Réactions et Critiques : Un Pari Risqué pour Carney
La décision de Carney a suscité des réactions mitigées au Canada. Les milieux d’affaires, comme la Chambre de commerce du Canada, ont applaudi la suppression de la TSN, arguant qu’elle risquait d’augmenter les coûts pour les consommateurs et de nuire aux relations avec les États-Unis, principal partenaire commercial du Canada. Selon un rapport de la Chambre, la TSN aurait pu entraîner une hausse des prix pour des services comme Uber (jusqu’à 8 %) et Airbnb (jusqu’à 12 %).
En revanche, des voix critiques se sont élevées. Le chef du Parti populaire du Canada, Maxime Bernier, a qualifié la décision de « capitulation » face à Trump, suggérant que Carney pourrait céder sur d’autres fronts, comme la gestion de l’offre. De son côté, le journaliste Paris Marx a déploré l’abandon de la TSN, arguant qu’elle était essentielle pour obliger les géants technologiques à contribuer équitablement à l’économie canadienne. Ces critiques soulignent un défi pour Carney : concilier les pressions internationales avec les attentes domestiques, tout en maintenant une image de fermeté.
Sur la scène internationale, la décision canadienne pourrait avoir des répercussions. Des pays comme la France, l’Italie et le Royaume-Uni, qui ont adopté des taxes numériques similaires, font face à des pressions américaines comparables. La capitulation du Canada pourrait encourager Trump à intensifier ses menaces contre ces nations, utilisant la TSN comme un précédent pour exiger des concessions. Carney a toutefois insisté sur une approche multilatérale, préférant un cadre fiscal international via l’OCDE, bien que les progrès dans ce domaine restent limités.
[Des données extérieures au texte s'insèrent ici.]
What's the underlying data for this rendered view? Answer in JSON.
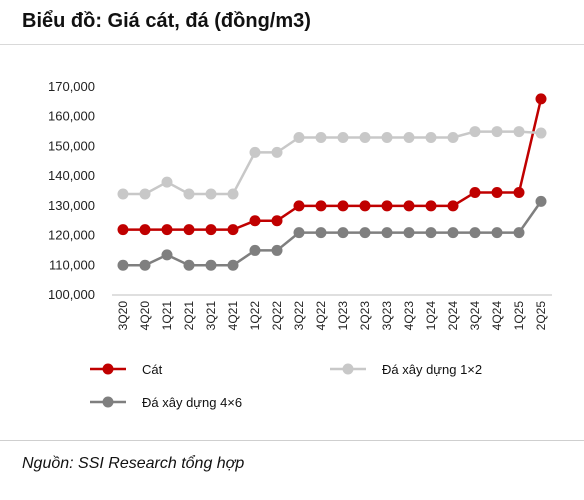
{
  "title": "Biểu đồ: Giá cát, đá (đồng/m3)",
  "source": "Nguồn: SSI Research tổng hợp",
  "chart_data": {
    "type": "line",
    "title": "Biểu đồ: Giá cát, đá (đồng/m3)",
    "xlabel": "",
    "ylabel": "",
    "ylim": [
      100000,
      170000
    ],
    "y_ticks": [
      100000,
      110000,
      120000,
      130000,
      140000,
      150000,
      160000,
      170000
    ],
    "y_tick_labels": [
      "100,000",
      "110,000",
      "120,000",
      "130,000",
      "140,000",
      "150,000",
      "160,000",
      "170,000"
    ],
    "grid": false,
    "legend_position": "bottom",
    "categories": [
      "3Q20",
      "4Q20",
      "1Q21",
      "2Q21",
      "3Q21",
      "4Q21",
      "1Q22",
      "2Q22",
      "3Q22",
      "4Q22",
      "1Q23",
      "2Q23",
      "3Q23",
      "4Q23",
      "1Q24",
      "2Q24",
      "3Q24",
      "4Q24",
      "1Q25",
      "2Q25"
    ],
    "series": [
      {
        "name": "Cát",
        "color": "#c00000",
        "values": [
          122000,
          122000,
          122000,
          122000,
          122000,
          122000,
          125000,
          125000,
          130000,
          130000,
          130000,
          130000,
          130000,
          130000,
          130000,
          130000,
          134500,
          134500,
          134500,
          166000
        ]
      },
      {
        "name": "Đá xây dựng 1×2",
        "color": "#c8c8c8",
        "values": [
          134000,
          134000,
          138000,
          134000,
          134000,
          134000,
          148000,
          148000,
          153000,
          153000,
          153000,
          153000,
          153000,
          153000,
          153000,
          153000,
          155000,
          155000,
          155000,
          154500
        ]
      },
      {
        "name": "Đá xây dựng 4×6",
        "color": "#7f7f7f",
        "values": [
          110000,
          110000,
          113500,
          110000,
          110000,
          110000,
          115000,
          115000,
          121000,
          121000,
          121000,
          121000,
          121000,
          121000,
          121000,
          121000,
          121000,
          121000,
          121000,
          131500
        ]
      }
    ]
  }
}
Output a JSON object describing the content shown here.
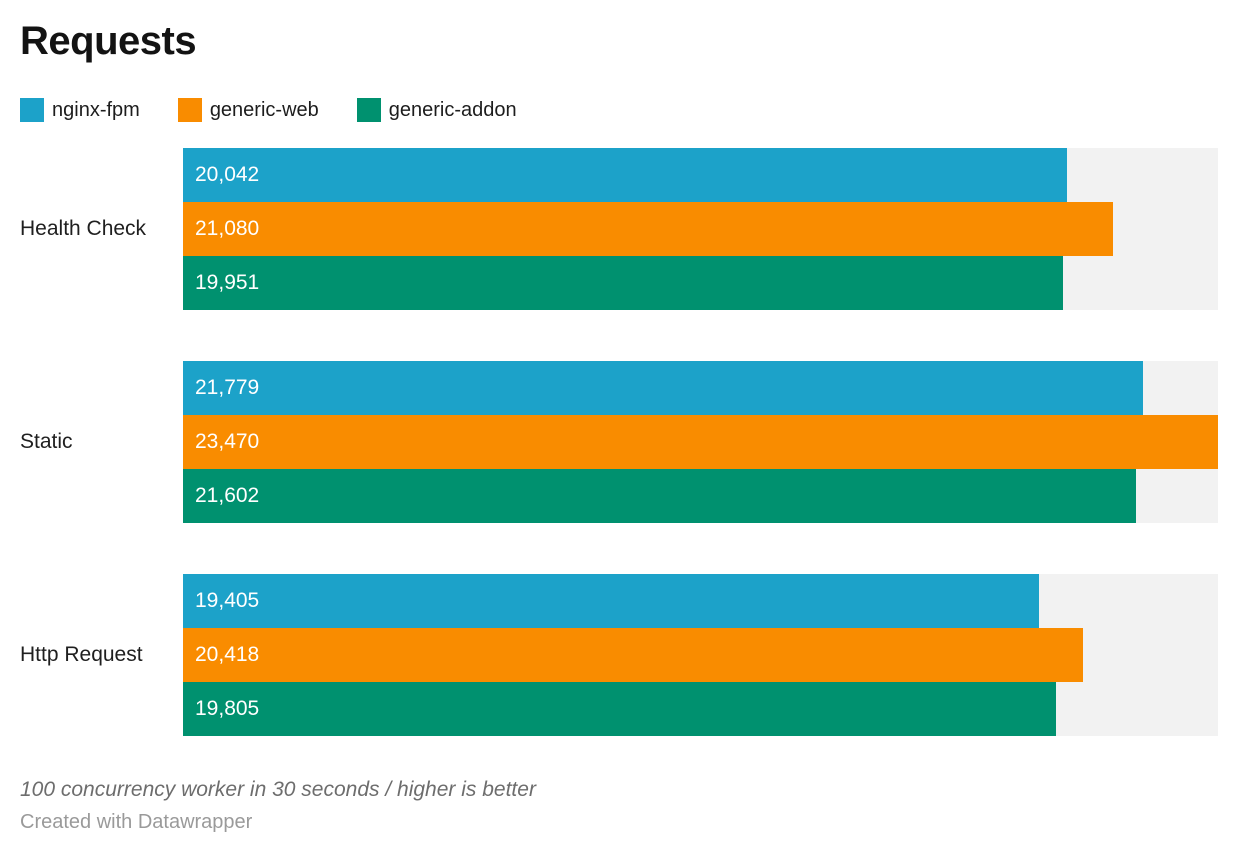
{
  "title": "Requests",
  "chart_data": {
    "type": "bar",
    "orientation": "horizontal",
    "title": "Requests",
    "categories": [
      "Health Check",
      "Static",
      "Http Request"
    ],
    "series": [
      {
        "name": "nginx-fpm",
        "color": "#1CA2C9",
        "values": [
          20042,
          21779,
          19405
        ]
      },
      {
        "name": "generic-web",
        "color": "#F98C00",
        "values": [
          21080,
          23470,
          20418
        ]
      },
      {
        "name": "generic-addon",
        "color": "#00916F",
        "values": [
          19951,
          21602,
          19805
        ]
      }
    ],
    "value_labels": [
      [
        "20,042",
        "21,779",
        "19,405"
      ],
      [
        "21,080",
        "23,470",
        "20,418"
      ],
      [
        "19,951",
        "21,602",
        "19,805"
      ]
    ],
    "xlim": [
      0,
      23470
    ],
    "grid": false,
    "legend_position": "top",
    "track_color": "#F2F2F2",
    "value_label_color": "#FFFFFF",
    "note": "100 concurrency worker in 30 seconds / higher is better"
  },
  "footer": {
    "note": "100 concurrency worker in 30 seconds / higher is better",
    "attribution": "Created with Datawrapper"
  }
}
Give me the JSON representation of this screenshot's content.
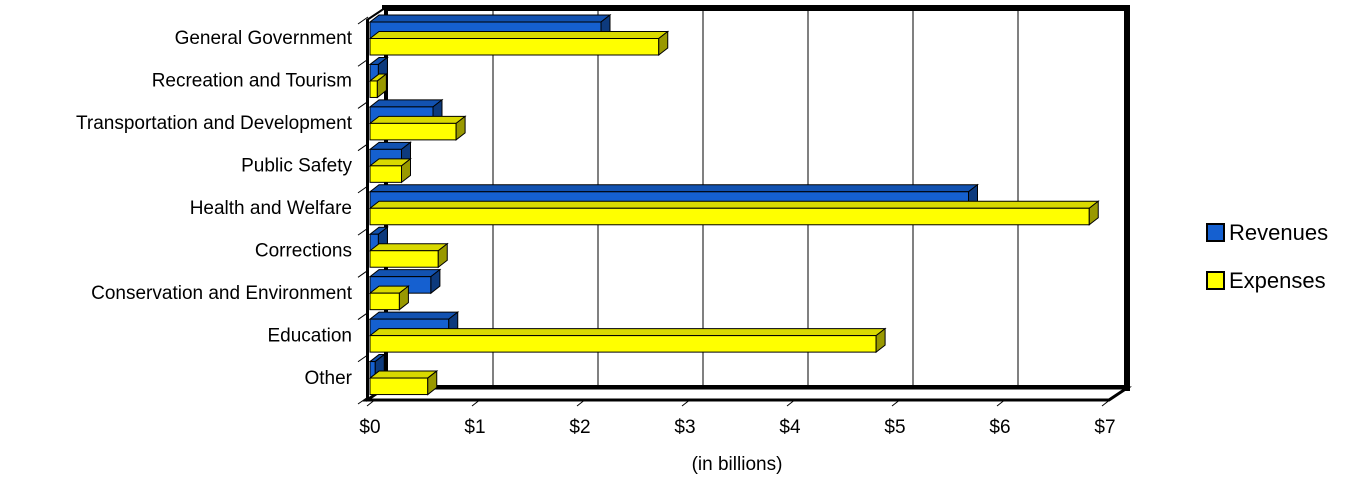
{
  "chart_data": {
    "type": "bar",
    "orientation": "horizontal",
    "style": "3d",
    "categories": [
      "General Government",
      "Recreation and Tourism",
      "Transportation and Development",
      "Public Safety",
      "Health and Welfare",
      "Corrections",
      "Conservation and Environment",
      "Education",
      "Other"
    ],
    "series": [
      {
        "name": "Revenues",
        "color": "#1560d0",
        "values": [
          2.2,
          0.08,
          0.6,
          0.3,
          5.7,
          0.08,
          0.58,
          0.75,
          0.05
        ]
      },
      {
        "name": "Expenses",
        "color": "#ffff00",
        "values": [
          2.75,
          0.07,
          0.82,
          0.3,
          6.85,
          0.65,
          0.28,
          4.82,
          0.55
        ]
      }
    ],
    "x_ticks": [
      "$0",
      "$1",
      "$2",
      "$3",
      "$4",
      "$5",
      "$6",
      "$7"
    ],
    "xlim": [
      0,
      7
    ],
    "xlabel": "(in billions)",
    "grid": true,
    "legend_position": "right"
  }
}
Perspectives pour l’Avenir : Entre Opportunités et Défis
La reprise des négociations canado-américaines offre une opportunité de renforcer les liens économiques, mais le chemin reste semé d’embûches. L’échéance du 21 juillet impose une pression énorme, d’autant que Trump a déjà menacé de nouveaux tarifs si les discussions n’aboutissent pas rapidement. Carney a promis de négocier dans l’intérêt des Canadiens, en prenant « le temps nécessaire, mais pas plus ». Cela suggère une volonté de trouver un équilibre entre concessions et défense des intérêts nationaux, notamment sur des dossiers comme l’énergie, l’agriculture et la sécurité frontalière.
À long terme, la suppression de la TSN pourrait redéfinir la stratégie fiscale du Canada face aux géants technologiques. Le gouvernement explore déjà des alternatives, comme un impôt minimum mondial sur les multinationales, soutenu par l’OCDE. Cependant, la dépendance économique du Canada envers les États-Unis – 75 % de ses exportations vont au sud de la frontière – limite sa marge de manœuvre. Carney devra naviguer avec prudence pour éviter de nouvelles concessions tout en maintenant la stabilité économique.
Conclusion : Un Tournant à Haut Risque
La suppression de la taxe numérique par Mark Carney est un pari audacieux pour préserver les relations canado-américaines, mais elle soulève des questions cruciales : le Canada peut-il défendre ses intérêts face à un partenaire aussi imprévisible que Trump ? La décision d’abandonner la TSN est-elle un recul stratégique ou une opportunité pour un partenariat renouvelé ? Alors que les négociations reprennent, les Canadiens observent avec attention. Ce moment charnière invite à réfléchir : dans un monde où les géants technologiques dominent et les tensions commerciales s’intensifient, comment le Canada peut-il conjuguer souveraineté économique et coopération internationale ? L’avenir des relations canado-américaines, et peut-être de l’économie mondiale, se joue dans les semaines à venir.